METHODS: S. aureus was cultured to log phase and spiked in Todd Hewitt (TH) broth and whole blood of healthy human volunteers. Viability of S. aureus after flucloxacillin treatment (0, 1, 3 and 6 d) was assessed by culture on bloodagar plates. DNA and RNA were isolated from 200 μL. cDNA synthesis was performed by using random primers. The presence of S. aureus DNA, rRNA, and mRNA were determined by real-time polymerase chain reaction of the 16S rDNA and tuf gene (elongation factor Tu).
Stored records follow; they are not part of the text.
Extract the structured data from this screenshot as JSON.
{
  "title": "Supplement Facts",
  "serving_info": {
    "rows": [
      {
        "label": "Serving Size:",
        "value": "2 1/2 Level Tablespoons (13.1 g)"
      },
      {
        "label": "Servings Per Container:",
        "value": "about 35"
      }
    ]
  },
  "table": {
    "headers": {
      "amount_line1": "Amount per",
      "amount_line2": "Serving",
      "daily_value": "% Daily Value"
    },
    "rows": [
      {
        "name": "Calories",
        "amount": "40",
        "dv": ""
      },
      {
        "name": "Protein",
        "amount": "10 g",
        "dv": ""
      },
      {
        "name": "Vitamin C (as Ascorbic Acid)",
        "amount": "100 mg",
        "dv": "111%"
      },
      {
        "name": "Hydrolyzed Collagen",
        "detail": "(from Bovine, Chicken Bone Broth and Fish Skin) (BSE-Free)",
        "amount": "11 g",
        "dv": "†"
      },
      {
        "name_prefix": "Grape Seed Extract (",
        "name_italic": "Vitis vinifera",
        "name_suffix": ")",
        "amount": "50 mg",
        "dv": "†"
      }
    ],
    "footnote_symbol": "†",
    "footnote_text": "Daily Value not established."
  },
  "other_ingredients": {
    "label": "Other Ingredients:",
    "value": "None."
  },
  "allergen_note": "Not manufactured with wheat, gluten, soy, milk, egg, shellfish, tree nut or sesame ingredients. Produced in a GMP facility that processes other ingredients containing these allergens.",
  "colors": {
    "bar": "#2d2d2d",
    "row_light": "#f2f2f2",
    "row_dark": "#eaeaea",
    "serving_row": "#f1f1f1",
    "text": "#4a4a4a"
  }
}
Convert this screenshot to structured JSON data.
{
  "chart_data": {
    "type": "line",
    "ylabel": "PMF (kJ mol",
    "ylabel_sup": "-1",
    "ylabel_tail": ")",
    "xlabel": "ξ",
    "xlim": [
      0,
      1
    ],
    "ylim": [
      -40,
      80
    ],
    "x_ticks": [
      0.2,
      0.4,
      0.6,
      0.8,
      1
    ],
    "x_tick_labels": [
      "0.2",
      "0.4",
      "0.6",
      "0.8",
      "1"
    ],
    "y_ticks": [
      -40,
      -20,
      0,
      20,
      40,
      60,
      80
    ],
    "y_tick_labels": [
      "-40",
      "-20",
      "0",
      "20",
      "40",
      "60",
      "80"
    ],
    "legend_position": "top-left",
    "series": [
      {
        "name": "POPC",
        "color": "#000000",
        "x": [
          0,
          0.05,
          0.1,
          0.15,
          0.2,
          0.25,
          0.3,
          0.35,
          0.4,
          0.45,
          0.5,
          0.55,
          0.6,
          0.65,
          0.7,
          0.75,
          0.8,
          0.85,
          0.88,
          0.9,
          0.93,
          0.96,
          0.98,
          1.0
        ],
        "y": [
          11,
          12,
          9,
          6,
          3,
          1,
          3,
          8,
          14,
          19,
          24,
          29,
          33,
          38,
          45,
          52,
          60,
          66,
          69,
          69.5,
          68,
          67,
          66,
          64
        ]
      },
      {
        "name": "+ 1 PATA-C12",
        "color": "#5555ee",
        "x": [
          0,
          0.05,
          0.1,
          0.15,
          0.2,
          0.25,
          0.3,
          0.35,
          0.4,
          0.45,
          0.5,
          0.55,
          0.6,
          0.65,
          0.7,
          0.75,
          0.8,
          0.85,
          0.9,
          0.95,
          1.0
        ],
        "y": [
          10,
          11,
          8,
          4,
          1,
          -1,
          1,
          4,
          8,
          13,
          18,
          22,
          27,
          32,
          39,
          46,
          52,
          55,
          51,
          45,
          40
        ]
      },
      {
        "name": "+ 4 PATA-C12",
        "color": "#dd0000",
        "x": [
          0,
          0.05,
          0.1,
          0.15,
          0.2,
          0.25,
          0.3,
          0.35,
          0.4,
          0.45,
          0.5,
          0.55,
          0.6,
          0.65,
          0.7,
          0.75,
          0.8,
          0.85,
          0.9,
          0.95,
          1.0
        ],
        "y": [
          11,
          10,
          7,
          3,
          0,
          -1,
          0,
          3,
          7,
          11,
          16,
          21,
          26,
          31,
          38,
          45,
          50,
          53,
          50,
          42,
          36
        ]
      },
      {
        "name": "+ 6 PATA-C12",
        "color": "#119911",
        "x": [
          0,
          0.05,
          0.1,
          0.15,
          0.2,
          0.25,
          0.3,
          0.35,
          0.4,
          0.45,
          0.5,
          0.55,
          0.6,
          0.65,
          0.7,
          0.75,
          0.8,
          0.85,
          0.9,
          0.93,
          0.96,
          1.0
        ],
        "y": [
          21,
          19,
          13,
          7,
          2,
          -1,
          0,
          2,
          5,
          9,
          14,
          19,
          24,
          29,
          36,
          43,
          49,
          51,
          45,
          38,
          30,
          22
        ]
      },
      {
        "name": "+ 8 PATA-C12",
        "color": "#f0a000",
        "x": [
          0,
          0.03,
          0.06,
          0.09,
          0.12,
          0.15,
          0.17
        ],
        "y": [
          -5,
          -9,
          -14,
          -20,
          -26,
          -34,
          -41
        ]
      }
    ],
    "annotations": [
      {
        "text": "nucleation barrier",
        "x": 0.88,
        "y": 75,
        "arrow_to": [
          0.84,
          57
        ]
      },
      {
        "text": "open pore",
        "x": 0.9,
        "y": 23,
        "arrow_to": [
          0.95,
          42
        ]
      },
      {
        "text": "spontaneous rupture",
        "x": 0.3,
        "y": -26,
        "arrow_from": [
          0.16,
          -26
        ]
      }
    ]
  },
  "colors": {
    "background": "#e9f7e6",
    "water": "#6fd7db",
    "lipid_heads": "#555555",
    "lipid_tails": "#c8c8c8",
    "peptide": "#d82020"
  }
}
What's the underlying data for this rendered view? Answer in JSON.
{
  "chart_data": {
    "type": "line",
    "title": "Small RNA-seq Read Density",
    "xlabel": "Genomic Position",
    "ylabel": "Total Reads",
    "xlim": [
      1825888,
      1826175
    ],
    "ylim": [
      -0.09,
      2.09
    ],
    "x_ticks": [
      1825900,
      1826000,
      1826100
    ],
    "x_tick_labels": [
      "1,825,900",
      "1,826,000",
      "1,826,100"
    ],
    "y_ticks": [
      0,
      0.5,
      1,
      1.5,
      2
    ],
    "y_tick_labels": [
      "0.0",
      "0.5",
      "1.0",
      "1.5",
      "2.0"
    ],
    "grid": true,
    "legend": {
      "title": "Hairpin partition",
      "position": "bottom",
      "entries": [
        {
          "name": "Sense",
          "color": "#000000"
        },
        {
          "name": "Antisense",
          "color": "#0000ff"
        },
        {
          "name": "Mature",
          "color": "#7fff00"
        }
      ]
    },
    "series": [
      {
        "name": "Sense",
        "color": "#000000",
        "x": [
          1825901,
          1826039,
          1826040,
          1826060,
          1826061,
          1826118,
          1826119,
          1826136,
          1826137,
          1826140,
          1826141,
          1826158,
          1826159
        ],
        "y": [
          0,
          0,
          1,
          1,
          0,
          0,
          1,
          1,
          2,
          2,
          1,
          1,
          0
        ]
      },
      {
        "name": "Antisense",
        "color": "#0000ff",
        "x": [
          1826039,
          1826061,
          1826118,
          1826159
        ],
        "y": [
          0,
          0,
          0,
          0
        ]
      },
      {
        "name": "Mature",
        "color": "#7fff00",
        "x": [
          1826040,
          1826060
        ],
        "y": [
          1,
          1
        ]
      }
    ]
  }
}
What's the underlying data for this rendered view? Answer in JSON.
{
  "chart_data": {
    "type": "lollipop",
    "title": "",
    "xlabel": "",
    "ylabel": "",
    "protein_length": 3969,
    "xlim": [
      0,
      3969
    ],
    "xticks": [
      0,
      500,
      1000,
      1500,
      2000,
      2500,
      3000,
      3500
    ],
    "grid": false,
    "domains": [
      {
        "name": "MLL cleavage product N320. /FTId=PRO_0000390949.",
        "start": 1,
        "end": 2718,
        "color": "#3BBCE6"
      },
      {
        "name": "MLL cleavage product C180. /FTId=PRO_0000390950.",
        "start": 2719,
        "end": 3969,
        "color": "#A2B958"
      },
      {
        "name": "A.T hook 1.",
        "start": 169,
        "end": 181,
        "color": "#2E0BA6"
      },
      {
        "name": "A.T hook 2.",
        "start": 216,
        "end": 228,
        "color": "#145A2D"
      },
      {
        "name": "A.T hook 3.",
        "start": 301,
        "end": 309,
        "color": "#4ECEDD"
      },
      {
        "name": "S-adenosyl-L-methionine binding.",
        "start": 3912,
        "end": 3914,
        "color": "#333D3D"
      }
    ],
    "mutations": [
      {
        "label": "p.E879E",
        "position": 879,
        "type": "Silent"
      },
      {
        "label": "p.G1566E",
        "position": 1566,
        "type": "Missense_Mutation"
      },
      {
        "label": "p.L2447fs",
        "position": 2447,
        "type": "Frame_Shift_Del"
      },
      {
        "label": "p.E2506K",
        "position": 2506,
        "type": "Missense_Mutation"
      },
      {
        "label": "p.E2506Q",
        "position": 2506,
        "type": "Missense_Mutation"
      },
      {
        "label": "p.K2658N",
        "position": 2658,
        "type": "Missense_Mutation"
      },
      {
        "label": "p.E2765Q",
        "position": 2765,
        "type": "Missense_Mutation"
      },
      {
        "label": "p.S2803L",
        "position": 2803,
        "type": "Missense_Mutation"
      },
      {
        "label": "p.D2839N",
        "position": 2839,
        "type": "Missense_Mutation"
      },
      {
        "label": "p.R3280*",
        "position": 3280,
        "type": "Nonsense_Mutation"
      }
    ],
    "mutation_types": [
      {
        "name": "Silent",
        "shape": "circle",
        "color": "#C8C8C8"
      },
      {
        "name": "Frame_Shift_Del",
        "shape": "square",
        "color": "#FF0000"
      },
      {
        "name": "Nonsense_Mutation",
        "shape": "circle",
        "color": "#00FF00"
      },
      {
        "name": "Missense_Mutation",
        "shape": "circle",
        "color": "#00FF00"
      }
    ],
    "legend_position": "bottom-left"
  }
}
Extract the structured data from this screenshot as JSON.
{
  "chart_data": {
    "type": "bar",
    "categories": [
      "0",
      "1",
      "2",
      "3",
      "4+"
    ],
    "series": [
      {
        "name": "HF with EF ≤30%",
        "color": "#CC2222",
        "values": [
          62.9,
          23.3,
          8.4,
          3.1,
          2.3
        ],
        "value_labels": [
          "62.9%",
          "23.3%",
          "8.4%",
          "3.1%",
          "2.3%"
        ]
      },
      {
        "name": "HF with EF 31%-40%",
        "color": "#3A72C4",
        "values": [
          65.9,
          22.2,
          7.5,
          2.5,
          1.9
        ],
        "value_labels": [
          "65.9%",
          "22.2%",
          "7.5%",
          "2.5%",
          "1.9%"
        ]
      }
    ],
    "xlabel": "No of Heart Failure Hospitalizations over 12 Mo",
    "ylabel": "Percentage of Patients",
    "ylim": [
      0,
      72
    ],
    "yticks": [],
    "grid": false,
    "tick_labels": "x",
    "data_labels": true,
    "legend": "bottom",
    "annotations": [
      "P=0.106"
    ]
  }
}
RESULTS: S. aureus spiked in TH broth without antibiotics grew from day 0-6 and DNA (tuf and 16S), and 16S rRNA remained detectable during this whole period. During flucloxacillin treatment S. aureus lost viability from day 3 onwards, while the 16S rRNA-gene and its RNA transcripts remained detectable. DNA and rRNA can be detected in flucloxacillin treated S. aureus cultures that do not further contain culturable bacteria. However, tuf mRNA became undetectable from day 3 onwards. Tuf mRNA can only be detected from samples with culturable bacteria. When spiking S. aureus in whole blood instead of broth no bacterial growth was seen, neither in the absence nor in the presence of flucloxacillin. Accordingly, no increase in DNA and RNA levels of both 16S rDNA and the tuf gene were detected.
CONCLUSION: Tuf mRNA expression is associated with culturable S. aureus and might be used to monitor antibiotic effects.